I posted about this about six months ago, but who cares. These photos are terribly beautiful and deserve to be brought up again.
posted by pandaharma at 9:44 PM on February 28, 2005

And if you enjoyed those, check these out (I'm certain this was posted before on MeFi, but it's quite relevant...and the photos really are astonishing.)

The Prokudin-Gorskii Photographic Record Recreated
posted by davejay at 9:57 PM on February 28, 2005

Thanks davejay, I was about to post something to the effect of "These remind me of that Russian batch o' pics..." so you've saved me the trouble of finding the link.

I can relate to the people saying how "surreal" these are and looking for indications that they've been doctored. For me, old B&W pics have always had a sense of being somehow less than real, like they're not quite capturing the full moment due to the lack of colour. Of course this is a failing of mine and not the medium.

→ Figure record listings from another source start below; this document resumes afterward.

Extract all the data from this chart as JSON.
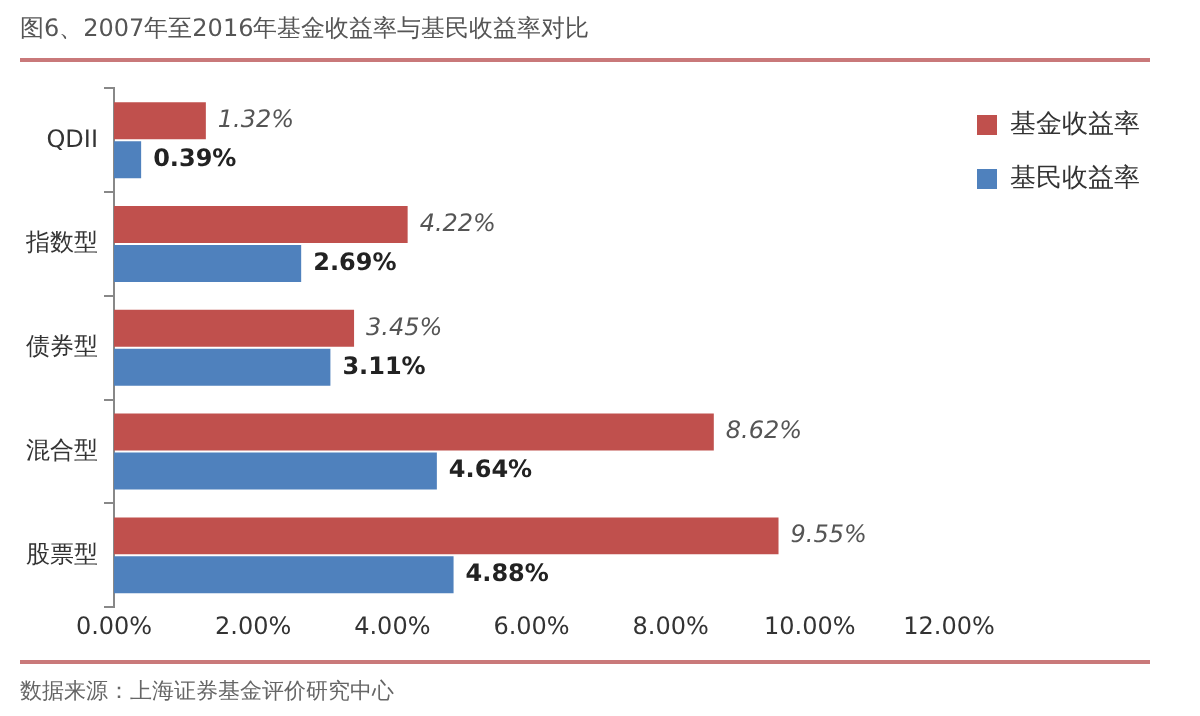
{
  "chart_data": {
    "type": "bar",
    "orientation": "horizontal",
    "title": "图6、2007年至2016年基金收益率与基民收益率对比",
    "categories": [
      "QDII",
      "指数型",
      "债券型",
      "混合型",
      "股票型"
    ],
    "series": [
      {
        "name": "基金收益率",
        "color": "#c0504d",
        "values": [
          1.32,
          4.22,
          3.45,
          8.62,
          9.55
        ],
        "value_labels": [
          "1.32%",
          "4.22%",
          "3.45%",
          "8.62%",
          "9.55%"
        ]
      },
      {
        "name": "基民收益率",
        "color": "#4f81bd",
        "values": [
          0.39,
          2.69,
          3.11,
          4.64,
          4.88
        ],
        "value_labels": [
          "0.39%",
          "2.69%",
          "3.11%",
          "4.64%",
          "4.88%"
        ]
      }
    ],
    "xlim": [
      0,
      12
    ],
    "xticks": [
      {
        "value": 0,
        "label": "0.00%"
      },
      {
        "value": 2,
        "label": "2.00%"
      },
      {
        "value": 4,
        "label": "4.00%"
      },
      {
        "value": 6,
        "label": "6.00%"
      },
      {
        "value": 8,
        "label": "8.00%"
      },
      {
        "value": 10,
        "label": "10.00%"
      },
      {
        "value": 12,
        "label": "12.00%"
      }
    ],
    "grid": false,
    "legend": "right",
    "annotations": [
      "数据来源：上海证券基金评价研究中心"
    ]
  }
}
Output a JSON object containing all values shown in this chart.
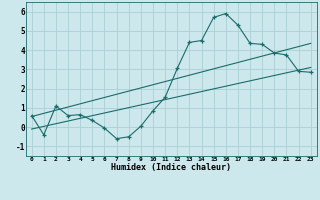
{
  "xlabel": "Humidex (Indice chaleur)",
  "ylabel": "",
  "background_color": "#cce8ec",
  "grid_color": "#aacfd4",
  "line_color": "#1a6b6b",
  "xlim": [
    -0.5,
    23.5
  ],
  "ylim": [
    -1.5,
    6.5
  ],
  "xticks": [
    0,
    1,
    2,
    3,
    4,
    5,
    6,
    7,
    8,
    9,
    10,
    11,
    12,
    13,
    14,
    15,
    16,
    17,
    18,
    19,
    20,
    21,
    22,
    23
  ],
  "yticks": [
    -1,
    0,
    1,
    2,
    3,
    4,
    5,
    6
  ],
  "curve1_x": [
    0,
    1,
    2,
    3,
    4,
    5,
    6,
    7,
    8,
    9,
    10,
    11,
    12,
    13,
    14,
    15,
    16,
    17,
    18,
    19,
    20,
    21,
    22,
    23
  ],
  "curve1_y": [
    0.6,
    -0.4,
    1.1,
    0.6,
    0.65,
    0.35,
    -0.05,
    -0.6,
    -0.5,
    0.05,
    0.85,
    1.55,
    3.05,
    4.4,
    4.5,
    5.7,
    5.9,
    5.3,
    4.35,
    4.3,
    3.85,
    3.75,
    2.9,
    2.85
  ],
  "line1_x": [
    0,
    23
  ],
  "line1_y": [
    -0.1,
    3.1
  ],
  "line2_x": [
    0,
    23
  ],
  "line2_y": [
    0.55,
    4.35
  ]
}
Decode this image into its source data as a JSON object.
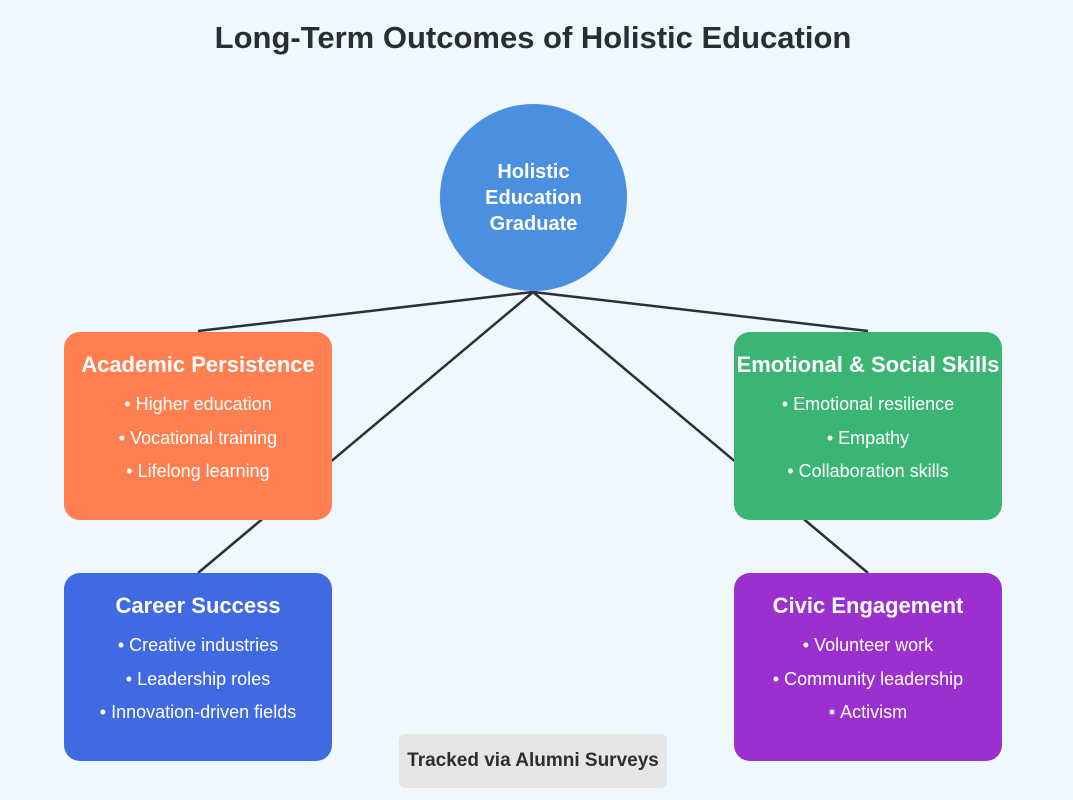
{
  "title": "Long-Term Outcomes of Holistic Education",
  "hub": {
    "lines": [
      "Holistic",
      "Education",
      "Graduate"
    ]
  },
  "cards": {
    "academic": {
      "title": "Academic Persistence",
      "items": [
        "Higher education",
        "Vocational training",
        "Lifelong learning"
      ],
      "color": "#ff7f50"
    },
    "emotional": {
      "title": "Emotional & Social Skills",
      "items": [
        "Emotional resilience",
        "Empathy",
        "Collaboration skills"
      ],
      "color": "#3bb574"
    },
    "career": {
      "title": "Career Success",
      "items": [
        "Creative industries",
        "Leadership roles",
        "Innovation-driven fields"
      ],
      "color": "#4169e1"
    },
    "civic": {
      "title": "Civic Engagement",
      "items": [
        "Volunteer work",
        "Community leadership",
        "Activism"
      ],
      "color": "#9b30cf"
    }
  },
  "footer": "Tracked via Alumni Surveys"
}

But to see this era in full colour is, for me, an eye-opener and truly remarkable. Thanks for the post NickDouglas, double or not.
posted by sharpener at 10:12 PM on February 28, 2005

It amazes me of the quality we have lost with the invention of the digital camera. They take good pics but thank god for German lenses!
posted by Viomeda at 11:26 PM on February 28, 2005

A few of my favorites.
posted by Viomeda at 11:34 PM on February 28, 2005

Original thread. Don't blame you, it was a different URL. I happened to be searching for the Depression color photos link from a while back moments after this thread was posted so I saw both in the results. I didn't find the original thread for that one, but it's here (some highlights).
posted by abcde at 12:12 AM on March 1, 2005

Thanks a lot for this. I recently saw some photos of this type exhibited in Paris and had tried in vain only a few days ago to find them online. Great link.
posted by fire&wings at 3:55 AM on March 1, 2005

startling shots, in color or b/w. but the color... wow... (speechless)
posted by moonbird at 4:40 AM on March 1, 2005

This is cool. Any idea where these were originally posted? It's presumably not here or the site in the other post.
posted by casu marzu at 7:39 AM on March 1, 2005

Further kvetch: forget the Lumiere Brothers and Prokudin-Gorskii. For the first colour photography, you need to look 30+ years earlier, like 1872.
posted by raygirvan at 8:17 AM on March 1, 2005

posted by tomplus2 at 9:26 AM on March 1, 2005

Those photos are so beautiful.

If you're interested in the Lumiere stuff, I'd recommend checking out a film called Lumiere & Company..

The synopsis:
Forty directors from around the world directed 52-second short films using a restored Lumiere camera in this homage to the pioneer filmmakers, the Lumiere brothers. Directors include John Boorman, Costa-Gavras, Andrei Konchalovsky, James Ivory, Spike Lee, Bigas Luna, Patrice Leconte, David Lynch, Wim Wenders, Zhang Yimou, Fernando Trueba and Liv Ullmann.
If nothing else, it's an interesting experiment. David Lynch's is also pretty incredible. The Lumiere camera suits his style quite well.
posted by aGreatNotion at 9:28 AM on March 1, 2005

First photograph (not color) in 1827.
posted by Cassford at 9:49 AM on March 1, 2005

Hey, I did say they were beautiful. I'm glad to see them again myself.
posted by malaprohibita at 11:07 AM on March 1, 2005

Woah, some depth of field. Digital eat your heart out!
posted by stFire at 12:52 PM on March 1, 2005

From a Calvin and Hobbes comic strip by Bill Watterson:
Calvin: Dad, how come old photographs are always black and white? Didn't they have color film back then?
Dad: Sure they did. In fact, those old photographs ARE in color. It's just the WORLD was black and white then.
C: Really?
D: Yep. The world didn't turn color until sometime in the 1930s, and it was pretty grainy color for a while, too.
C: That's really weird.
D: Well, truth is stranger than fiction.
C: But then why are old PAINTINGS in color?! If the world was black and white, wouldn't artists have painted it that way?
D: Not necessarily. A lot of great artists were insane.
C: But... but how could they have painted in color anyway? Wouldn't their paints have been shades of gray back then?
D: Of course, but they turned colors like everything else in the '30s.
C: So why didn't old black and white photos turn color too?
D: Because they were color pictures of black and white, remember?